A new study argues that the roots of these changes lie in the 1990s "Arduous March" famine, when the breakdown of the Public Distribution System forced citizens to trade food and basic goods outside official channels. As state rations collapsed, farmers and traders expanded local markets that now function as a parallel economy across most of the country.
Over time, satellite imagery and field research have documented hundreds of market sites nationwide, from provincial capitals to smaller towns. These markets provide food, clothing and household items, but they also give citizens a measure of autonomy and limited social space outside direct state control.
Economists and North Korea specialists say this marketization has weakened the regime's monopoly over livelihoods by allowing people to earn and store money beyond state wages and rations. Surveys of defectors and in-country sources indicate rising frustration with policies that interfere with trading activity, underscoring how deeply markets are embedded in ordinary life.
The paper highlights the 2009 currency redenomination as the clearest flashpoint in this new environment. When authorities abruptly revalued the won and temporarily shut markets, they destroyed the savings of small traders and disrupted key supply chains, triggering rare displays of anger including confrontations with officials and reports of people burning unusable banknotes.
Pyongyang quickly rolled back parts of the policy and blamed senior economic official Pak Nam Gi, who was later purged, signaling that the leadership had miscalculated the political risk of attacking market-based wealth.
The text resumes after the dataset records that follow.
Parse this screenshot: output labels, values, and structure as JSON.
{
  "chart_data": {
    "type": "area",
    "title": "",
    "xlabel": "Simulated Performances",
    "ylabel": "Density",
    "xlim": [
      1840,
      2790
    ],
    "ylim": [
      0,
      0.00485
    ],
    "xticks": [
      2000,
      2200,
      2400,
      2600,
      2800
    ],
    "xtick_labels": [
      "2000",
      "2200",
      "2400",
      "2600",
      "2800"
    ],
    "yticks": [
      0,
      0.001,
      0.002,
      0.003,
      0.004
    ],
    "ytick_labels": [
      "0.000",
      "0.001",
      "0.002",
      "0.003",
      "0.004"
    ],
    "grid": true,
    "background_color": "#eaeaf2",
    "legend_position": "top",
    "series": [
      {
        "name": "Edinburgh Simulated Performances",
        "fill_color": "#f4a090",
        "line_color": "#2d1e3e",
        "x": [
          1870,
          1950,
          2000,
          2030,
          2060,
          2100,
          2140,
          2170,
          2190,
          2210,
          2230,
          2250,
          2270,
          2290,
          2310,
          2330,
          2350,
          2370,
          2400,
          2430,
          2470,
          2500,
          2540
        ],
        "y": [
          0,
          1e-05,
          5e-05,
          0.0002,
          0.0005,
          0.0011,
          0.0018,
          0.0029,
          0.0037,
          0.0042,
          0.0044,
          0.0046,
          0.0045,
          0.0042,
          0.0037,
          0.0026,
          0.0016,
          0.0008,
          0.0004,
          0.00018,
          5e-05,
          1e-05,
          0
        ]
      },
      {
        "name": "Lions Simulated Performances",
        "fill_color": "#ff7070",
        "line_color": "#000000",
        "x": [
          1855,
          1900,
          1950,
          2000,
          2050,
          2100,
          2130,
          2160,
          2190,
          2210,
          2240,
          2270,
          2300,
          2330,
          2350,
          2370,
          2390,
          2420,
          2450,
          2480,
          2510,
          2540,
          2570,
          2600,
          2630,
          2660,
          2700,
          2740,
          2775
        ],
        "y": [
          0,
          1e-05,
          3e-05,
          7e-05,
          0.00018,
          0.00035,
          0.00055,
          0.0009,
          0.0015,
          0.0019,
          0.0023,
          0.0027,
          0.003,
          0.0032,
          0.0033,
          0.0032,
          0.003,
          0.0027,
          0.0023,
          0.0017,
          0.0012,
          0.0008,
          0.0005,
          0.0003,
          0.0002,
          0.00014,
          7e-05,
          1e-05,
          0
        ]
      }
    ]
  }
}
Analysts view this reversal as evidence that the state must now take popular economic grievances into account, even if it retains broad coercive power.
The study also describes gradual erosion in some of the regime's traditional control tools, such as the Inminban neighborhood watch system. As more households earn cash from trading, they are better able to bribe local officials to overlook unauthorized moves, small-scale smuggling or other rule-breaking, undermining the effectiveness of grassroots surveillance.
Sanctions and the collapse of the command economy have pushed state agencies and parts of the elite into market-linked activities as well, with officials expected to self-finance operations and still deliver loyalty payments to the center. This dependence on semi-private income could create tensions between central authorities and local power brokers whose livelihoods rely on trade networks.
Despite these cracks, the paper concludes that the core security and military elites remain loyal to Kim Jong Un and that opposition remains fragmented and leaderless. There is no widely accepted alternative ideology, and no organized movement has emerged to coordinate grievances across different regions and social groups. To assess the prospects for a "North Korean spring," the author applies political sociologist Jack Goldstone's model of revolution, which stresses the need for economic strain, mass anger, elite alienation, a unifying ideology and favorable external conditions. North Korea clearly faces economic hardship and widespread discontent, but the study finds little sign of elite defection or the kind of organized leadership that has preceded revolutions elsewhere.
For now, the analysis suggests that North Korea is more likely to see localized protests and policy reversals, such as those following the 2009 currency reform, than a sudden collapse of the regime. Markets have changed how people live and given them new tools to navigate and sometimes blunt state control, but they have not yet produced a cohesive challenge to the Kim family's rule.